Hyphenated-Americans


I found myself getting a bit annoyed on Martin Luther King Day and not just because I didn’t get the day off.  I had NPR on in the background most of the afternoon and listened to the various tributes to Dr. King going on across the country.  However, every time they mentioned him, they had to say he was a great African-American.  I’m not arguing the point.  I think he was a great African-American too.  However, I would go further and say he was a great American.

There are an awful lot of ways to be divided in America from the slicing and dicing of marketing demographics to the more sinister racial profiling.  Being separate was the law of the land for the better part of a century.  Ironically, people like Dr. Martin Luther King protested, fought, argued, debated and eventually overthrew that rule… and then we proceeded to add hyphens to everyone’s American-ness.  A hyphen does the same duty as a minus sign in math; it subtracts.  It takes away from the accomplishments by reducing the set of people used as comparison.
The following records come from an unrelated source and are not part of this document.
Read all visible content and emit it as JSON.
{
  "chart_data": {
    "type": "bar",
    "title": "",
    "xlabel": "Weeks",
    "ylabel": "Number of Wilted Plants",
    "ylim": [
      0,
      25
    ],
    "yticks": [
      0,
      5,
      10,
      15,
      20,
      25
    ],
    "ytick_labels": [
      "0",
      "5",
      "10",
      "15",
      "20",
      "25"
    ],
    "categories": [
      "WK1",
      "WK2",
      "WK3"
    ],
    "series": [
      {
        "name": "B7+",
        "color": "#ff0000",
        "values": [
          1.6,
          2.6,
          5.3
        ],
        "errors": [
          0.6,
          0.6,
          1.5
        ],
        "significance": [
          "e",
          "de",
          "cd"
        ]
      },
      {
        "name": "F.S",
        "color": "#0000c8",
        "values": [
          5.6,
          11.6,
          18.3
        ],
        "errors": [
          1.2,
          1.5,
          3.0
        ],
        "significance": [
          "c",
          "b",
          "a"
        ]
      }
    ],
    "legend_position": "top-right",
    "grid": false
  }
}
If you want to get technical, I’m an Anglo-Scottish-Irish-Welsh-German-Polish-Lithuanian American.  That doesn’t even count my religious affiliation or political persuasion.  Some make it a point of pride to be associated by common heritage.  He makes a good point; that must be the [insert stereotype of choice here] in him. However, all too often, people use the labels to demean someone when they disagree.  Isn’t that just like a [insert stereotype of choice here] to say something like that?